Bibliographie choisie

  • Graham, Robert et Newans, Jean. Notes sur Oxford - dessus - enquête et cartes de Rideau. Une publication par Oxford - dessus - société historique de Rideau, diverses dates.
  • Leavitt, histoire de Thad.W.H. de Leeds et de Grenville. Édition. Belleville, Ontario., Mika éditant, 1980.
  • McKenzie, Ruth. Leeds et Grenville : leurs deux cents premières années. Toronto, McClelland et Stewart, 1984.
  • Paget, Rene. « La période française » dans l'histoire de banlieue noire d'Edwardsburgh. Édité par l'Edwardsburgh Historians, 1995.
  • Pendergast, James F. « avant disque écrit » dans l'histoire de banlieue noire d'Edwardsburgh. Édité par l'Edwardsburgh Historians, 1995.

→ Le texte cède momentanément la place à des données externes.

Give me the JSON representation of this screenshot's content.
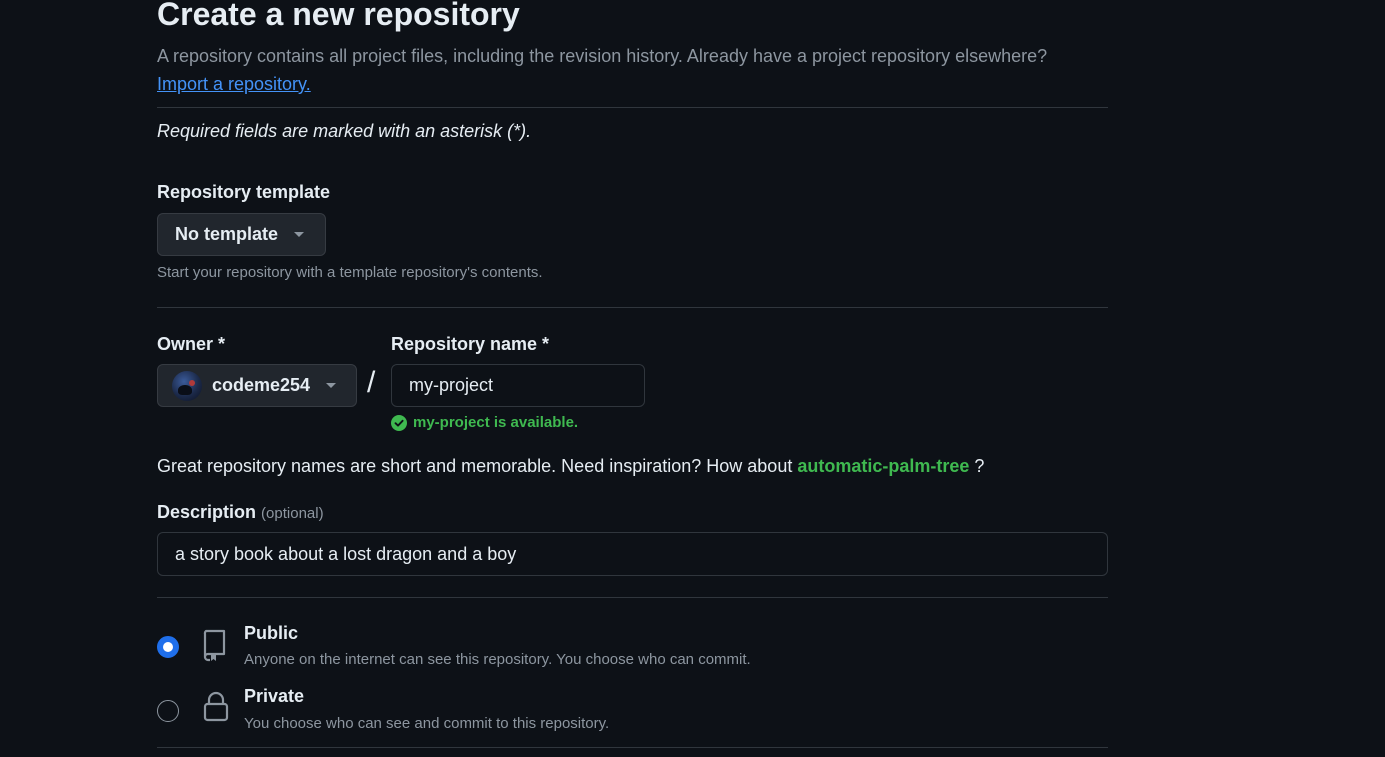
{
  "header": {
    "title": "Create a new repository",
    "intro": "A repository contains all project files, including the revision history. Already have a project repository elsewhere?",
    "import_link": "Import a repository."
  },
  "required_note": "Required fields are marked with an asterisk (*).",
  "template": {
    "label": "Repository template",
    "value": "No template",
    "hint": "Start your repository with a template repository's contents."
  },
  "owner": {
    "label": "Owner *",
    "value": "codeme254"
  },
  "repo_name": {
    "label": "Repository name *",
    "value": "my-project",
    "availability": "my-project is available."
  },
  "suggestion": {
    "text": "Great repository names are short and memorable. Need inspiration? How about",
    "name": "automatic-palm-tree",
    "suffix": "?"
  },
  "description": {
    "label": "Description",
    "optional": "(optional)",
    "value": "a story book about a lost dragon and a boy"
  },
  "visibility": {
    "selected": "Public",
    "options": [
      {
        "title": "Public",
        "desc": "Anyone on the internet can see this repository. You choose who can commit.",
        "icon": "repo-icon"
      },
      {
        "title": "Private",
        "desc": "You choose who can see and commit to this repository.",
        "icon": "lock-icon"
      }
    ]
  },
  "colors": {
    "background": "#0d1117",
    "accent_blue": "#1f6feb",
    "link_blue": "#4493f8",
    "success_green": "#3fb950",
    "muted": "#8d96a0"
  }
}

  • Traill, Parr de Catherine. La région forestière inexploitée du Canada. Édition. Toronto : McClelland et Stewart, 1996.
  • Woodhead, Eileen. « La géographie de la banlieue noire d'Edwardsburg » dans l'histoire de banlieue noire d'Edwardsburgh. Édité par l'Edwardsburgh Historians, 1995.
  • Wright, J.V. Une histoire des indigènes du Canada, Vol.1. Série de Mercury, aperçu archéologique du Canada, papier 152. Coque, le musée canadien de Civilization, 1995.